The Reserve Bank of India (RBI) seems to have changed tactics in the conduct of its monetary policy. There is a distinct shift in focus that is quite evident if one analyses the events of the last week or so.
Let’s recall what’s happened in this time
- The Indian rupee (INR) hit a 9 year high (breaching 40.50 to the US dollar on Tuesday) only to retrace sharply to close at 40.85 on Wednesday.
- Overnight money rates (in the collateralized segment) hit new lows with several deals being struck at 0.10% p.a. levels (Reminds me of Japanese interest rates)
- Overnight money rates have fallen sharply on the back of a liquidity infusion of INR 200 bn on account of the maturity of a government bond. In spite of being aware of this, the RBI opted not to conduct an open market sale of security under the market stabilization scheme (MSS).
To most marketmen, the fact that RBI would take measures to sterilize the large liquidity infusion was an almost foregone conclusion. The absence of an MSS issuance meant that the marketplace is now contemplating a hike in the Cash Reserve Ratio (CRR).
In my view, however, an immediate hike in the CRR is probably unnecessary, clearly unjustified and unlikely to be resorted to in the near future. We should remember that CRR is a blunt instrument which has a systemwide impact in equal measure. It does not differentiate between the big and small, the liquidity surplus or liquidity deficit entities. Further it pays no return whatsoever on the impounded cash, and thus has an adverse impact on banks’ finances.

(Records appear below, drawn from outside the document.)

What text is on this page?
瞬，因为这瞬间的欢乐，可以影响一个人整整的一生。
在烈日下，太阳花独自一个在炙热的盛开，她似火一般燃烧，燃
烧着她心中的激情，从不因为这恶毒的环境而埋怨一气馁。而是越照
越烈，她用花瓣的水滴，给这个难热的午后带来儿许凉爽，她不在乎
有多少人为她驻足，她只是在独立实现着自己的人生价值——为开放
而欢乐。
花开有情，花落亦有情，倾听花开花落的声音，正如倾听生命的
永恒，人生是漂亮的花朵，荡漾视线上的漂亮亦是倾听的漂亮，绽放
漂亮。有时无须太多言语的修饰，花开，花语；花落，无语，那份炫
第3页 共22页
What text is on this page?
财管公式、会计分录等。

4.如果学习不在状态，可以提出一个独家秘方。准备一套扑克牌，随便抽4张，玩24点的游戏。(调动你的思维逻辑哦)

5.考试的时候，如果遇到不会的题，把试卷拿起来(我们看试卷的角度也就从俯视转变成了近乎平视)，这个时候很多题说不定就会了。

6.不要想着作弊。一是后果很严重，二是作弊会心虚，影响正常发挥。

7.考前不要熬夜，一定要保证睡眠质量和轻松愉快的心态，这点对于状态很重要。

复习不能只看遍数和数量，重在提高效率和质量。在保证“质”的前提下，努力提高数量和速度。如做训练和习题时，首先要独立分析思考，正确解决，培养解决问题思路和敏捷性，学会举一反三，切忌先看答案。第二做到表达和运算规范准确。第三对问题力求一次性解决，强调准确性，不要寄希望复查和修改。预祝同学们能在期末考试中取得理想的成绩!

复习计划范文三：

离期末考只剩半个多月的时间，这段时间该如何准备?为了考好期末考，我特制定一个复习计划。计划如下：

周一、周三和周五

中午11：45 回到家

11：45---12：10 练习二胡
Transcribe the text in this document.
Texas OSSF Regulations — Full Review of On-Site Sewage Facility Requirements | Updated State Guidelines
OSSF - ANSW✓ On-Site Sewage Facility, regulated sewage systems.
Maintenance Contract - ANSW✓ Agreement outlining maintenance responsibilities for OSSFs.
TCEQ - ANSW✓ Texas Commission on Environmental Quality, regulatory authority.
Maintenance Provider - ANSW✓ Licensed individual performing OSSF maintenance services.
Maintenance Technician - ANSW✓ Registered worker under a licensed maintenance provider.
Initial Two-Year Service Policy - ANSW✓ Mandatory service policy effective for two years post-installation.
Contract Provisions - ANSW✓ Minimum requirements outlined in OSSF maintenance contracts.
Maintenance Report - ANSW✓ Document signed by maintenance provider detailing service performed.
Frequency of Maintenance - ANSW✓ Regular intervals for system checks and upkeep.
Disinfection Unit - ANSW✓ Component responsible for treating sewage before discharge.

Why, then, has the central bank allowed the surfeit of liquidity to continue and allowed overnight rates to hug near zero levels. The answer probably lies in the shifting focus of the monetary authority.
While liquidity and interest rate management had received priority in recent times (ostensibly to rein in runaway inflationary expectations), it appears that the focus has now tilted appreciably towards exchange rate management.
By allowing the surfeit of rupee funds to perpetuate in the system, the central bank has eased the pressure on the appreciating rupee, thus partly achieving its objective of managing exchange rate to promote export competitiveness. The voices from the export community had become shriller almost every day, and the central bank seems to have decided to listen to them.
This also signifies that the RBI in general and the Governor Mr. Reddy in particular seem to believe that inflation (or at least that part of inflation that monetary policy can influence) is not so much of a concern now. Some of Mr. Reddy’s recent comments seem to echo this view in a way. He has been making soothing noises on the inflation front - about how inflation volatility is coming down et al.
While it is clear that RBI has changed tactics, what interests me most is to see how long would they persist with this. It wouldn’t surprise me a bit if they change focus again within the next few weeks or even days. Hasn’t that been the hallmark of the conduct of monetary policy in the last few months?